Of course, if you graph both equations you can conclude that the system has a unique solution for whatever value of $k,$ but we cannot rely just on graphs an intuition. That is why we have to prove two things: the existence and the uniqueness of the solution.

Existence: It is easy because substituting the $y$ in the first equation by $-x+k$ and multiplying both sides by $1+x^2$ we obtain a real coefficient 3rd degree polynomial equation that always has at least a real zero.
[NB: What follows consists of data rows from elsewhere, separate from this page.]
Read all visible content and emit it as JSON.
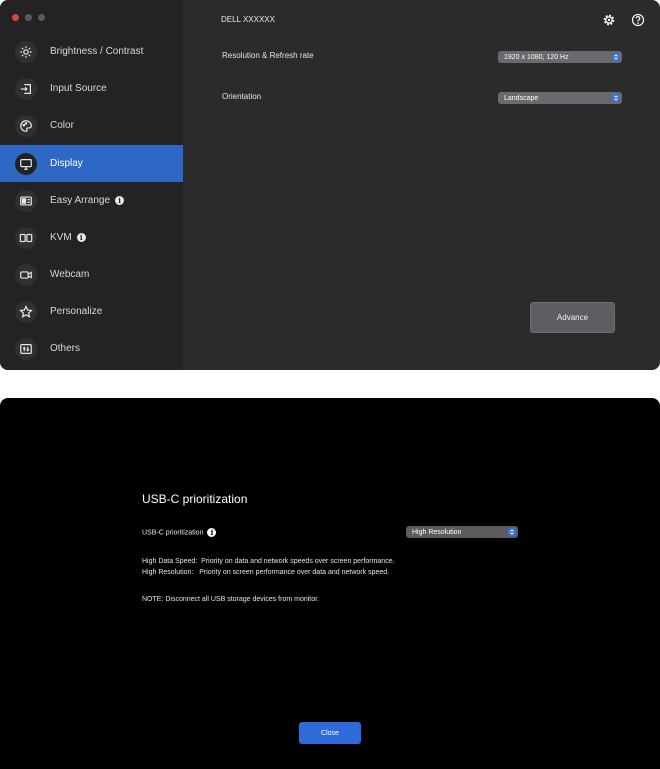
{
  "window": {
    "title": "DELL XXXXXX",
    "sidebar": {
      "items": [
        {
          "label": "Brightness / Contrast",
          "icon": "brightness-icon",
          "active": false,
          "info": false
        },
        {
          "label": "Input Source",
          "icon": "input-source-icon",
          "active": false,
          "info": false
        },
        {
          "label": "Color",
          "icon": "color-icon",
          "active": false,
          "info": false
        },
        {
          "label": "Display",
          "icon": "display-icon",
          "active": true,
          "info": false
        },
        {
          "label": "Easy Arrange",
          "icon": "easy-arrange-icon",
          "active": false,
          "info": true
        },
        {
          "label": "KVM",
          "icon": "kvm-icon",
          "active": false,
          "info": true
        },
        {
          "label": "Webcam",
          "icon": "webcam-icon",
          "active": false,
          "info": false
        },
        {
          "label": "Personalize",
          "icon": "star-icon",
          "active": false,
          "info": false
        },
        {
          "label": "Others",
          "icon": "others-icon",
          "active": false,
          "info": false
        }
      ]
    },
    "settings": {
      "resolution_label": "Resolution & Refresh rate",
      "resolution_value": "1920 x 1080, 120 Hz",
      "orientation_label": "Orientation",
      "orientation_value": "Landscape"
    },
    "advance_label": "Advance",
    "info_glyph": "i"
  },
  "dialog": {
    "title": "USB-C prioritization",
    "setting_label": "USB-C prioritization",
    "setting_value": "High Resolution",
    "line1": "High Data Speed:  Priority on data and network speeds over screen performance.",
    "line2": "High Resolution:   Priority on screen performance over data and network speed.",
    "note": "NOTE: Disconnect all USB storage devices from monitor.",
    "close_label": "Close"
  },
  "colors": {
    "accent": "#2e67c4",
    "button_blue": "#2f6bd8"
  }
}
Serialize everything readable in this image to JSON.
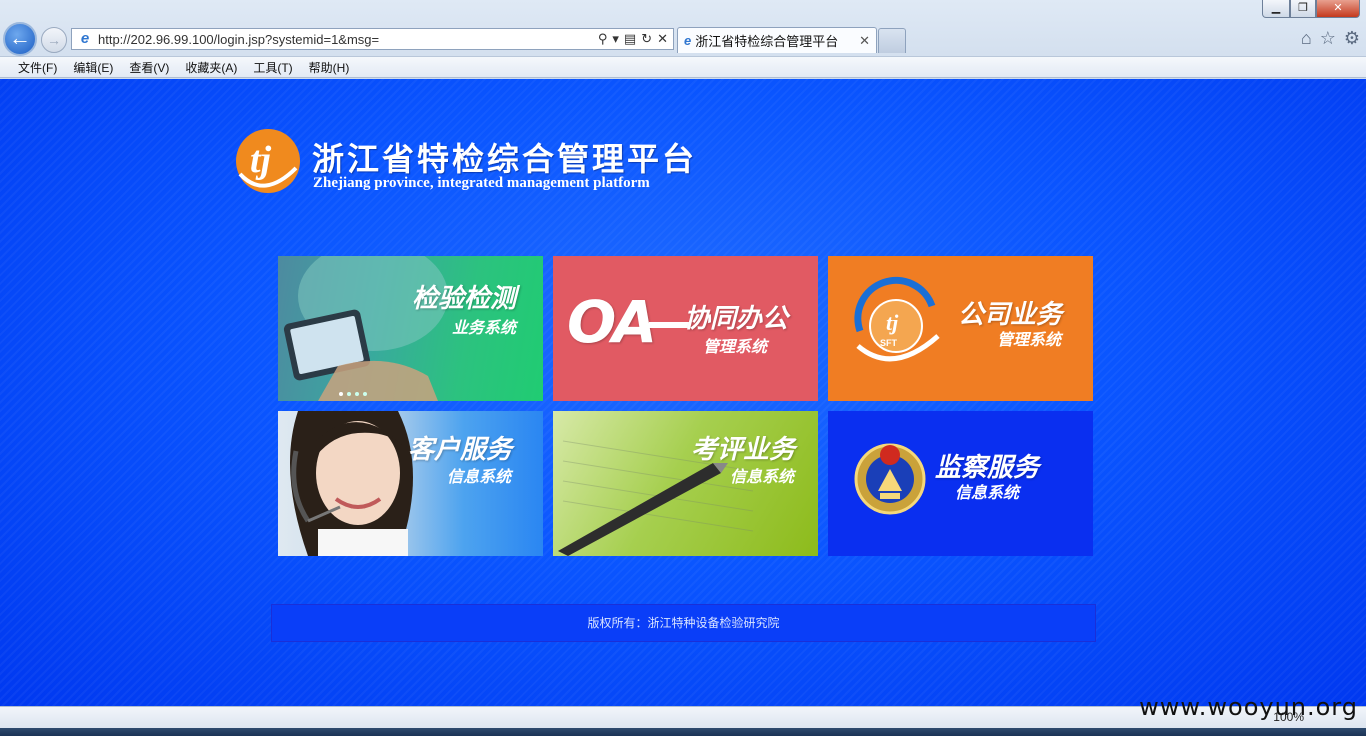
{
  "browser": {
    "url": "http://202.96.99.100/login.jsp?systemid=1&msg=",
    "tab_title": "浙江省特检综合管理平台",
    "menu": [
      "文件(F)",
      "编辑(E)",
      "查看(V)",
      "收藏夹(A)",
      "工具(T)",
      "帮助(H)"
    ],
    "zoom": "100%"
  },
  "header": {
    "title_cn": "浙江省特检综合管理平台",
    "title_en": "Zhejiang province, integrated management platform",
    "logo_text": "tj"
  },
  "tiles": [
    {
      "title": "检验检测",
      "subtitle": "业务系统"
    },
    {
      "title": "协同办公",
      "subtitle": "管理系统",
      "badge": "OA"
    },
    {
      "title": "公司业务",
      "subtitle": "管理系统",
      "badge": "SFT"
    },
    {
      "title": "客户服务",
      "subtitle": "信息系统"
    },
    {
      "title": "考评业务",
      "subtitle": "信息系统"
    },
    {
      "title": "监察服务",
      "subtitle": "信息系统"
    }
  ],
  "footer": {
    "copyright": "版权所有：浙江特种设备检验研究院"
  },
  "watermark": "www.wooyun.org"
}
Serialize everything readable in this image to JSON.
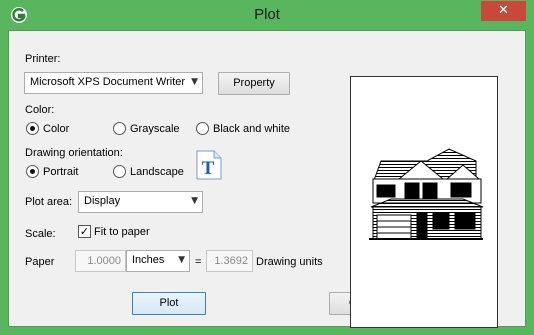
{
  "window": {
    "title": "Plot",
    "close_glyph": "✕",
    "icon": "app-logo-icon"
  },
  "printer": {
    "label": "Printer:",
    "selected": "Microsoft XPS Document Writer",
    "property_button": "Property"
  },
  "color": {
    "label": "Color:",
    "options": [
      {
        "label": "Color",
        "selected": true
      },
      {
        "label": "Grayscale",
        "selected": false
      },
      {
        "label": "Black and white",
        "selected": false
      }
    ]
  },
  "orientation": {
    "label": "Drawing orientation:",
    "options": [
      {
        "label": "Portrait",
        "selected": true
      },
      {
        "label": "Landscape",
        "selected": false
      }
    ],
    "icon_glyph": "T"
  },
  "plot_area": {
    "label": "Plot area:",
    "selected": "Display"
  },
  "scale": {
    "label": "Scale:",
    "fit_to_paper_label": "Fit to paper",
    "fit_to_paper_checked": true,
    "paper_label": "Paper",
    "paper_value": "1.0000",
    "units_selected": "Inches",
    "equals": "=",
    "drawing_value": "1.3692",
    "drawing_units_label": "Drawing units"
  },
  "buttons": {
    "plot": "Plot",
    "cancel": "Cancel"
  },
  "colors": {
    "title_bar": "#5ab55f",
    "close": "#c7493c",
    "dialog_bg": "#f0f0f0",
    "accent": "#1f5fa8"
  }
}
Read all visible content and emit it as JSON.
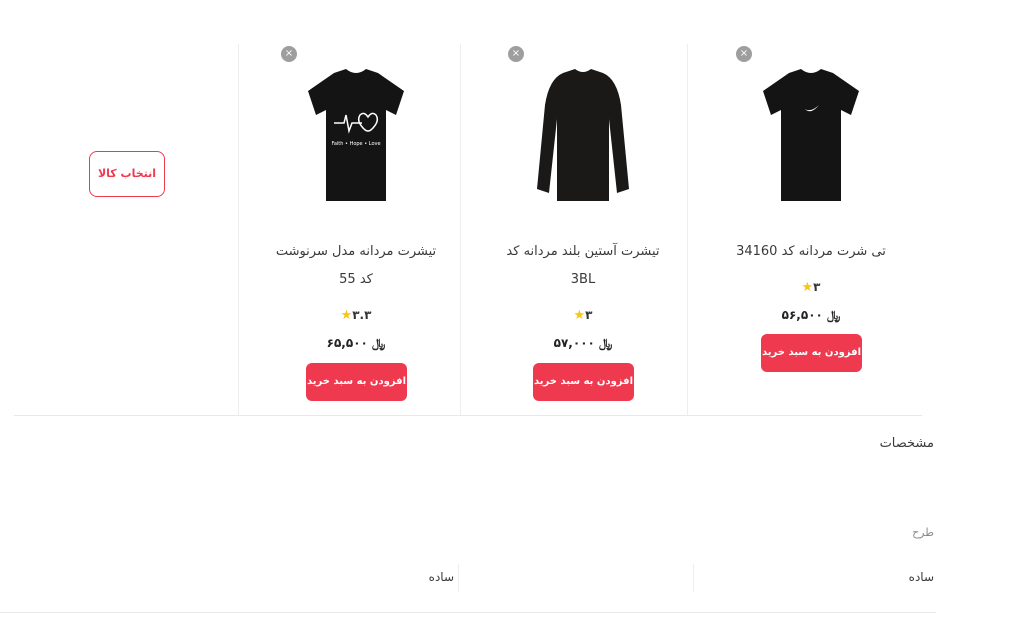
{
  "products": [
    {
      "title": "تی شرت مردانه کد 34160",
      "rating": "۳",
      "price": "۵۶,۵۰۰",
      "currency": "﷼",
      "cart_label": "افزودن به سبد خرید",
      "print": "",
      "remove_label": "×"
    },
    {
      "title": "تیشرت آستین بلند مردانه کد",
      "subtitle": "3BL",
      "rating": "۳",
      "price": "۵۷,۰۰۰",
      "currency": "﷼",
      "cart_label": "افزودن به سبد خرید",
      "remove_label": "×"
    },
    {
      "title": "تیشرت مردانه مدل سرنوشت",
      "subtitle": "کد 55",
      "rating": "۳.۳",
      "price": "۶۵,۵۰۰",
      "currency": "﷼",
      "cart_label": "افزودن به سبد خرید",
      "print": "Faith • Hope • Love",
      "remove_label": "×"
    }
  ],
  "select_product_label": "انتخاب کالا",
  "specs": {
    "heading": "مشخصات",
    "rows": [
      {
        "label": "طرح",
        "values": [
          "ساده",
          "ساده"
        ]
      }
    ]
  },
  "colors": {
    "accent": "#ef394e",
    "star": "#f5c518",
    "remove": "#9e9e9e"
  },
  "icons": {
    "star": "star-icon",
    "remove": "close-icon"
  }
}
Let us say that the real zero is $a$ , then considering $b=-a+k$ , the pair $(a, b)$ will be a possible solution.

Uniqueness: First we can notice that the derivative of $y_1 =\frac{3x}{1+x^2,}$ which is $y_1'=-3\frac{x^2-1}{(x^2+1)^2},$ is always different from -1. Indeed, if you make $-3\frac{x^2-1}{(1+x^2)^2}=-1,$ this equation would be equivalent to the bi-quadratic equation $x^4-x^2+4=0$ that does not have real solutions.

Now, let us assume that the system has two different solutions: $(a_1, b_1)$ and $(a_2, b_2).$ Of course these two points are going to be on the line $y_2=-x+k$ , so $\frac{b_2-b_2}{a_2-a_1}=-1. \:\:\:\:\;\:\:\:\;\:\:(*)$ Since the two points are going to be also on the graph of $y_1 =\frac{3x}{1+x^2},$ then $(*)$ can be written in the following way: $\frac{y_1(a_2)-y_1(a_1)}{a_2-a_1}=-1.$ Using the Mean Value Theorem we would get the existence of number $c$ in between $a_1$ and $a_2$ such that $y_1'(c)=-1$ and this contradicts what we proved above. Therefore the system can not have more than one solution.

Then, we have proved that the system has unique solution for any real value of $k.$